目标检测的backbone一般基于ImageNet预训练的图像分类网络。图像分类问题只关注分类和感受视野，不用关注物体定位，但是目标检测领域同时很关注空间信息。如果下采样过多，会导致最后的feature map很小，小目标很容易漏掉。很多基础架构网络，比如ResNet、FPN等神经网络提取图像的上下文信息，不断在特征提取方向优化。

2.YOLO网络

YOLO是单阶段方法的开山之作。它将检测任务表述成一个统一的、端到端的回归问题，并且以只处理一次图片同时得到位置和分类而得名。

YOLOV1是典型的目标检测one stage方法，用回归的方法去做目标检测，执行速度快，达到非常高效的检测。YOLOV1的基本思想是把一副图片，首先reshape成448×448大小（由于网络中使用了全连接层，所以图片的尺寸需固定大小输入到CNN中），然后将划分成SxS个单元格（原文中S=7），如果目标中心点在某个单元格内，该单元格就负责预测该目标。输出层的大小为7x7，通道数为30。7x7可以看作将原图分为7x7的网格，而每个格子中有30个数。这三十个数分别对应了两组（意味着每个网格尝试着预测两个边界框）的“位置信息+置信度”以及20个类别（VOC数据集中有20个类别）。
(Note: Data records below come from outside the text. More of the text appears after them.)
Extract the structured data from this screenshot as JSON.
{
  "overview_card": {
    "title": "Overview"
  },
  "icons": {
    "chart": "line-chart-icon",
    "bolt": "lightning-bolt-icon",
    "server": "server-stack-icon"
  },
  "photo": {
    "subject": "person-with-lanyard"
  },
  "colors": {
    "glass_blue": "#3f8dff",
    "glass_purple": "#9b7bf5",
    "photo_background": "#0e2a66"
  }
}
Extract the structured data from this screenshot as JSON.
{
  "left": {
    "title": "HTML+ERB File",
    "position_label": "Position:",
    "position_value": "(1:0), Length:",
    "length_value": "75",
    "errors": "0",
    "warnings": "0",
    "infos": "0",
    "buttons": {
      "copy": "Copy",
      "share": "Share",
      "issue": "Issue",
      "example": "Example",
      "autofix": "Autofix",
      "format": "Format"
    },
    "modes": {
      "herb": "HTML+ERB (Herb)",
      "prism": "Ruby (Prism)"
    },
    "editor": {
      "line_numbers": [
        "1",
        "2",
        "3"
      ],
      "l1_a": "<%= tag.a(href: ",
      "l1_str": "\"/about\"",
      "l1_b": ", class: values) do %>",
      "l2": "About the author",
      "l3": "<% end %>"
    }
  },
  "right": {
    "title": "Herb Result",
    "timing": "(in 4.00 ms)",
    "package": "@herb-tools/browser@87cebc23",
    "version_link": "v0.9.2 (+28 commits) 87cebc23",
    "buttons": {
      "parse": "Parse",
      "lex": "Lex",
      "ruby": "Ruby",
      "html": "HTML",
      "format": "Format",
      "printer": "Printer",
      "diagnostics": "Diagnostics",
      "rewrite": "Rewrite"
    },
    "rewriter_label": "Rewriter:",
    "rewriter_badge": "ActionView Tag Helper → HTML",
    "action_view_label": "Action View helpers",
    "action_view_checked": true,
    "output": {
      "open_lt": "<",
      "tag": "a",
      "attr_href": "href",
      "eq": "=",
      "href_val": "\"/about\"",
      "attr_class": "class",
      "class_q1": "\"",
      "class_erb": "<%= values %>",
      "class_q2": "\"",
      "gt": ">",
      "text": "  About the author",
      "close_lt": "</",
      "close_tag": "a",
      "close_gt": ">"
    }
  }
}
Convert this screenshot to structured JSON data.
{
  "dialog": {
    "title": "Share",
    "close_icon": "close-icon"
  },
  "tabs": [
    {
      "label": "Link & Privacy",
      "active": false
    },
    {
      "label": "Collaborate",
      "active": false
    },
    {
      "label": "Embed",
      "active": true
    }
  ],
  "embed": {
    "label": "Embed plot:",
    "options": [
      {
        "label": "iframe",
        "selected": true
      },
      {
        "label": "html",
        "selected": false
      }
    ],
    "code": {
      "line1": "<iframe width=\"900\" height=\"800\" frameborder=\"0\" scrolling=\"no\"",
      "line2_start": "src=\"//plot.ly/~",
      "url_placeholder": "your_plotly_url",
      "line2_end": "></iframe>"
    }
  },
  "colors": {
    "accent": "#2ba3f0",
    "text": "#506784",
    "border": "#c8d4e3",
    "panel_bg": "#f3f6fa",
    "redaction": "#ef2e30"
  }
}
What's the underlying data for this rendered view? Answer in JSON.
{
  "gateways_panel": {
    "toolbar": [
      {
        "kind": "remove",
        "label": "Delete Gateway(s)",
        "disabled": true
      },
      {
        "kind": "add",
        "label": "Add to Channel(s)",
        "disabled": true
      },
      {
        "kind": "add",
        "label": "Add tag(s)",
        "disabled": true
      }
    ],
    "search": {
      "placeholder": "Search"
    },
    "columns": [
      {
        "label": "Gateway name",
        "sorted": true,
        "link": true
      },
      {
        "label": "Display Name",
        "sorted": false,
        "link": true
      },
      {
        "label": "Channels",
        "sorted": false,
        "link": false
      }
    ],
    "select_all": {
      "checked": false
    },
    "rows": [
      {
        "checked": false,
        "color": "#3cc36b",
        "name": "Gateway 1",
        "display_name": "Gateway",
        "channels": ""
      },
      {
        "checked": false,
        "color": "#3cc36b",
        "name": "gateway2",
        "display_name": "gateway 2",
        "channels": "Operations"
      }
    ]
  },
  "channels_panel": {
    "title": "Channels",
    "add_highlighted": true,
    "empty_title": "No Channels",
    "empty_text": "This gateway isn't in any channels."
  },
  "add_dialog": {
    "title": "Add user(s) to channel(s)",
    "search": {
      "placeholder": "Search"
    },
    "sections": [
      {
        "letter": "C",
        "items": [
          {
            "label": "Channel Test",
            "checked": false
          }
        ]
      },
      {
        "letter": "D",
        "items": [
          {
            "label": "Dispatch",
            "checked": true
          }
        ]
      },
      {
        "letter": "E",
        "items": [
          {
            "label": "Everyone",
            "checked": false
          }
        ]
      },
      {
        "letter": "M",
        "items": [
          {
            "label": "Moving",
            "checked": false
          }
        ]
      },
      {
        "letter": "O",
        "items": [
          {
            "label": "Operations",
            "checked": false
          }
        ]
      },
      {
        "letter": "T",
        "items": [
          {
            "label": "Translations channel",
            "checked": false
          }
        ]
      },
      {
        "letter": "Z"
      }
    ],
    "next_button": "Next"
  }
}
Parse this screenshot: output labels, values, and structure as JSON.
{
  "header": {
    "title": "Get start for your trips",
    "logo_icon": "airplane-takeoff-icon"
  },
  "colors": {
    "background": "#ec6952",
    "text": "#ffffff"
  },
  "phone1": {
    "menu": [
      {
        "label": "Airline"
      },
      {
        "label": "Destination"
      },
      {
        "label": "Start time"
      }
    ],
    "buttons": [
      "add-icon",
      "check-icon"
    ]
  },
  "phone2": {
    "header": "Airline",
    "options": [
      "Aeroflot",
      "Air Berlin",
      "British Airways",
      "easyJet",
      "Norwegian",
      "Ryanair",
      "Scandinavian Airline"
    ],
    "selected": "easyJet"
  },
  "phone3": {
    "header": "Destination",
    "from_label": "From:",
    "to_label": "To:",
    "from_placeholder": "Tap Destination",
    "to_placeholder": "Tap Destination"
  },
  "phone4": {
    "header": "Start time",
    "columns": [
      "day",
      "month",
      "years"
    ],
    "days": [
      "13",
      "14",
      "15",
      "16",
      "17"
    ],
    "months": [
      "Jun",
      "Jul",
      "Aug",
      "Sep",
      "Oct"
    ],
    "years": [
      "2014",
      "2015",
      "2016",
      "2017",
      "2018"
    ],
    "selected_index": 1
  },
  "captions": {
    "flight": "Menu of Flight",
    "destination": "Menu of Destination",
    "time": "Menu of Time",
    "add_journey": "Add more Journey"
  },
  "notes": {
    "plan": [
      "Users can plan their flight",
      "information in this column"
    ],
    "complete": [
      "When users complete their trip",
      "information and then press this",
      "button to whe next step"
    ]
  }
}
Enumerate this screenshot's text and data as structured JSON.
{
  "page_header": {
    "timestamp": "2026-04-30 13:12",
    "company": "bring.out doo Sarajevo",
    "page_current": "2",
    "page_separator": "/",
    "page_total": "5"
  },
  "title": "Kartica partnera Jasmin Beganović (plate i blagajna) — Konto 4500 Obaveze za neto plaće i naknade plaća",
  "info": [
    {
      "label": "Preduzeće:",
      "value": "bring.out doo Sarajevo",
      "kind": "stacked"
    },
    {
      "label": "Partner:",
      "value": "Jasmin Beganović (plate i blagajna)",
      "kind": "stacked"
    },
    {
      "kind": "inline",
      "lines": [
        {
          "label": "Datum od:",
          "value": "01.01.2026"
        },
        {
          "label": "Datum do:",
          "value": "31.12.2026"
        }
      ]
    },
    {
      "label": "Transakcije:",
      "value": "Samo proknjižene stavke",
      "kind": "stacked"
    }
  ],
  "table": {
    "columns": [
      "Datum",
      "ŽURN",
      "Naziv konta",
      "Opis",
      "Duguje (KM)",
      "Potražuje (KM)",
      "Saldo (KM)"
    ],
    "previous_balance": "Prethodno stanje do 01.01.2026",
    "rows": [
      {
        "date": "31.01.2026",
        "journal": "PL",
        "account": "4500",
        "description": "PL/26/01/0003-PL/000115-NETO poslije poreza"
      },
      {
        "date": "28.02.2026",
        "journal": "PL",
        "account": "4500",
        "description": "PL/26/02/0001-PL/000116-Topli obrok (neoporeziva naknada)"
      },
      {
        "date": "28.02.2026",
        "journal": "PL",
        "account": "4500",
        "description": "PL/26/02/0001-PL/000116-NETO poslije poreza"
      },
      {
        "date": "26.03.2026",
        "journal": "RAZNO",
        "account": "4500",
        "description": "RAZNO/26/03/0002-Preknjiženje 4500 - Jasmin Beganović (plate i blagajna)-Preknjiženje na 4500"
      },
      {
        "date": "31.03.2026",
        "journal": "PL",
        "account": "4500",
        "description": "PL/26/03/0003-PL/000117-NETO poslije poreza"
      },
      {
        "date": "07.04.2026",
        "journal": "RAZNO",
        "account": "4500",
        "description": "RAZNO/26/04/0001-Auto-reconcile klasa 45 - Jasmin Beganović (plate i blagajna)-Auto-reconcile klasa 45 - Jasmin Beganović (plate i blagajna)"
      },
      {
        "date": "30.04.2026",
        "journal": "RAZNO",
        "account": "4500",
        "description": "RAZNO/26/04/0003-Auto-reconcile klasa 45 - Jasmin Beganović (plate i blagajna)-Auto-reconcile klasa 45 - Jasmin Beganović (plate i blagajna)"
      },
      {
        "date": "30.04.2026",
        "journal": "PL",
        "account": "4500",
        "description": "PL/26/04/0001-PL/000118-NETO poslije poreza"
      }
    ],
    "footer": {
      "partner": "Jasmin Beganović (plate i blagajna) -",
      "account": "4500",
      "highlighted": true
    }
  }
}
YOLOV2，选择了5个锚作为召回率和模型复杂度之间的良好折衷。其关键特点：

1）Batch Normalization: YOLOv1没有使用BN层，而YOLOv2在每一层卷积层后都使用了BN层，BN层通过训练数据学习每一层每个神经元的缩放比例，进行标准化。BN层可以帮助网络进行训练，原论文指出，卷积层加了BN层后就可以不用dropout了，使用BN层后可以提高2%的mAP。顺便一提的是，卷积层后加了BN层时，卷积层可以不使用偏置值。

2）High Resolution Classifier: 对YOLOV2，预训练之后，在ImageNet数据集上，用448*448大小的图片对分类网络进行微调，大约10个epoches，其目的是让网络先学习一下高分辨率的图片，之后再应用到检测网络中，这个举措使得mAP提升大概4%。

3）Convolutional With Anchor Boxes: YOLOv1并没有使用锚点，而是直接预测x,y,w,h，且每个网格预测两个边界框的形式总觉得很奇怪（因为同一个网格中的两个边界框并没有什么不同）。而YOLOv2引用了Faster RCNN和SSD模型中的锚点，预测的位置是相对预置的锚点的。论文指出通过使用锚点，mAP下降了0.3%的mAP，但是召回率增加了7%，虽然mAP下降了，但是更高的召回率意味着模型的上限更高。

4）Dimension Cluster: 对网络来说，如果能够选择合适的anchor尺寸，网络更加容易学习并且预测出更好的结果，在论文中作者使用k-means算法在训练集上的边界框中自动选择合适的box dimensions。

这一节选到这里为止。